On parle de listériose invasive lorsque l'infection initiale du tissu intestinal par L. monocytogenes se propage à d'autres parties du corps par ailleurs stériles. Les organes le plus souvent infectés sont l'utérus chez la femme enceinte, le système nerveux central et le sang. Un résumé de 782 cas de listériose déclarés par vingt pays a montré que 43 pour cent étaient des infections liées à la grossesse, et 57 pour cent n'étaient pas liées à la grossesse, qui pouvaient à leur tour être classées en catégories: 29 pour cent de septicémies, 24 pour cent d'infections du système nerveux central et 4 pour cent de formes atypiques (Rocourt, 1991). Outre la gravité inhabituelle des signes cliniques, la listériose est caractérisée par un taux élevé de létalité qui va de 20 à 30 pour cent (Mead et al., 1999). La listériose peut laisser des séquelles (McLauchlin, 1997), mais leur incidence est rarement estimée (Rocourt, 1996). Jusqu'à 11 pour cent des nouveaux-nés et 30 pour cent de ceux qui survivent à une infection du système nerveux central souffrent de symptômes résiduels, parfois de séquelles psychiatriques (références citées dans Rocourt, 1996). La caractéristique épidémiologique courante de la listériose invasive est une manifestation assez fréquente de cas sporadiques et la reconnaissance occasionnelle de poussées épidémiques. La majorité des cas de listériose semblent être sporadiques, mais une partie de ces cas sporadiques peuvent être des groupes d'origine commune non reconnue. Une étude récente a indiqué que 95 pour cent de ces cas sporadiques sont d'origine alimentaire (Mead et al., 1999). Plusieurs poussées épidémiques d'origine alimentaire ont été décrites depuis 1981 et certaines ont touché un grand nombre de patients sur une longue période: 122 patients en Suisse en 1985-1987, environ 300 patients au Royaume-Uni en 1987-1989 et 279 patients en France en 1992 (Rocourt et Cossart, 1997).
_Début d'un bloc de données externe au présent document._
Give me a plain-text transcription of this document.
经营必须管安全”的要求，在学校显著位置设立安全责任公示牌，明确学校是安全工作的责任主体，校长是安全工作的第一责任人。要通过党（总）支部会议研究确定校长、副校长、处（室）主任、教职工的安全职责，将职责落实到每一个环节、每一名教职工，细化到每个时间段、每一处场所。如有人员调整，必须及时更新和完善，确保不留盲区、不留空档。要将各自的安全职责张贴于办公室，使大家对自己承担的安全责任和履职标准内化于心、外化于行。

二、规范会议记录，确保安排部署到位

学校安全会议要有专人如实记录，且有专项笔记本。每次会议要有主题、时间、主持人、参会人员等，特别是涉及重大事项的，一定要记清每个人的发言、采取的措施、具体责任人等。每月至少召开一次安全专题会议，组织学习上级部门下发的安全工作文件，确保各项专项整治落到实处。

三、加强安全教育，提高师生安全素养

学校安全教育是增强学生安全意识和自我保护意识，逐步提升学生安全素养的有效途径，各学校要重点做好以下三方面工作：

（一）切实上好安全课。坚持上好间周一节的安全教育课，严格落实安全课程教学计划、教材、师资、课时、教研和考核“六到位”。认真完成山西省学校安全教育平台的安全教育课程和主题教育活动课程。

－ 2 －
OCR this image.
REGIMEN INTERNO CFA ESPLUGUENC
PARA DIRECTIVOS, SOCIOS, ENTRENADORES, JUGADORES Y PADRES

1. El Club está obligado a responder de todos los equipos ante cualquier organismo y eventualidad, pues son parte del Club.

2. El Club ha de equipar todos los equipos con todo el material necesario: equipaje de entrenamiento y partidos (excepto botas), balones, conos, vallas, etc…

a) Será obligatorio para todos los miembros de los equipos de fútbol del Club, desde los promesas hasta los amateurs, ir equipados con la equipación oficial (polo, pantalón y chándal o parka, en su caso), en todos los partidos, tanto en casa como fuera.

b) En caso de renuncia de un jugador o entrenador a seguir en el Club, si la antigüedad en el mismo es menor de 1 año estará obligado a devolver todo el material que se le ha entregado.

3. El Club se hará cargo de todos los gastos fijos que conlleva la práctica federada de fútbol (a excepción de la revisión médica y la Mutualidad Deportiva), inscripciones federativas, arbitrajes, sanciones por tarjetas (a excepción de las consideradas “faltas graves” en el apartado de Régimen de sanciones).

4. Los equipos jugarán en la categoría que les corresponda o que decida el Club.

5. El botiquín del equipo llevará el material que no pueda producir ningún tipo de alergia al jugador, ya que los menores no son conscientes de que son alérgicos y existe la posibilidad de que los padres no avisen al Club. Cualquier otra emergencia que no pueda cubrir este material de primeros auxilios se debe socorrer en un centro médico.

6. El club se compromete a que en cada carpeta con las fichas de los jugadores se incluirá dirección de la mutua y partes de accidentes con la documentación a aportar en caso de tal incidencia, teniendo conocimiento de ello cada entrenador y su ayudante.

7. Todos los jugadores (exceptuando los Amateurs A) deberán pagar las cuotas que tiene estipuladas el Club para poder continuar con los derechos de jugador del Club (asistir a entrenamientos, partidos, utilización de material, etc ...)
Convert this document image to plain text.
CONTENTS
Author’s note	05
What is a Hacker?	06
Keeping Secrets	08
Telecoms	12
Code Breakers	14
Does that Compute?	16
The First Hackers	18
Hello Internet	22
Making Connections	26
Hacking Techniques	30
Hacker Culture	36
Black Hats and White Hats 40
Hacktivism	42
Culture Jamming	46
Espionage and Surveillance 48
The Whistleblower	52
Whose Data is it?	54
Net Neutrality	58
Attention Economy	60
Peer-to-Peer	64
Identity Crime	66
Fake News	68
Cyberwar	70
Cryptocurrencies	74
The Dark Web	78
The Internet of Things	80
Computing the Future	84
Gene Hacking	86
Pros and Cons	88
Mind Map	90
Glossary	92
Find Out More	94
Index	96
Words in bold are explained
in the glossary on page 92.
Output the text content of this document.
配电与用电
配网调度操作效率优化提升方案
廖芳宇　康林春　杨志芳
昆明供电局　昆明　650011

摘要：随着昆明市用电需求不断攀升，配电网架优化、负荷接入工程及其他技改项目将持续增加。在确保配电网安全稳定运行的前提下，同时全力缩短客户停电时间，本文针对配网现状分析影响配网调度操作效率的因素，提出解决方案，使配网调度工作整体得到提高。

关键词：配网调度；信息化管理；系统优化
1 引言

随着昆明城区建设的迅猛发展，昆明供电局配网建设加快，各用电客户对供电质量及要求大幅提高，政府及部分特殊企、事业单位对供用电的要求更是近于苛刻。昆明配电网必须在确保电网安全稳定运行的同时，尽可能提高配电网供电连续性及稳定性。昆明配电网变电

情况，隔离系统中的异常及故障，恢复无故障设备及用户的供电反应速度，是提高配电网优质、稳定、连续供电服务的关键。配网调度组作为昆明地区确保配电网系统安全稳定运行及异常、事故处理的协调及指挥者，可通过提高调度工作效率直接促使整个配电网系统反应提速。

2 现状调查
La listériose non invasive (appelée gastroentérite fébrile à Listeria) a été observée principalement durant un certain nombre de poussées où la majorité des cas ont affiché des symptômes de gastroentérite, tels que diarrhée, fièvre, céphalées et myalgie, après une brève période d'incubation (Dalton et al., 1997; Salamina et al., 1996; Riedo et al., 1994; Aureli et al., 2000). Ces poussées ont généralement comporté l'ingestion de fortes doses de L. monocytogenes par des individus par ailleurs en bonne santé. On ignore le taux d'incidence et les facteurs qui caractérisent le début de cette forme non invasive pour des cas sporadiques.

Du fait que l'impact de la listériose non invasive sur la santé publique est incertain et que les données sur l'incidence des symptômes plus légers sont insuffisantes, l'impact de ce point terminal biologique sur la santé publique n'a pas été estimé durant la présente évaluation. Il s'ensuit que le terme listériose est employé ici au sens de listériose invasive.

4.2 Aliments associés à la listériose

Des poussées ayant la même origine ont été associées ou liées sur le plan épidémiologique à la consommation de fromages frais de type hispanique (queso fresco), à pâte molle, demi‑molle et à moisissures, de hot-dogs (saucisses de Francfort), de langue de porc en gelée, de viandes transformées, de pâté, saucissons, lait pasteurisé arôme chocolat, lait pasteurisé, lait non pasteurisé, beurre, crevettes cuites, moules fumées, poisson fumé, salade de pommes de terre, légumes crus et salade de chou.

Des cas sporadiques ont été associés à la consommation de lait cru, crèmes glacées non pasteurisées, fromage ricotta, fromages de chèvre, de brebis et de feta, fromages à pâte molle, demi-molle et à moisissures, fromage de type hispanique, saucissons, hot-dogs, champignons salés, œufs de morue fumée, moules fumées, poisson insuffisamment cuit, picholines, légumes crus et salade de chou.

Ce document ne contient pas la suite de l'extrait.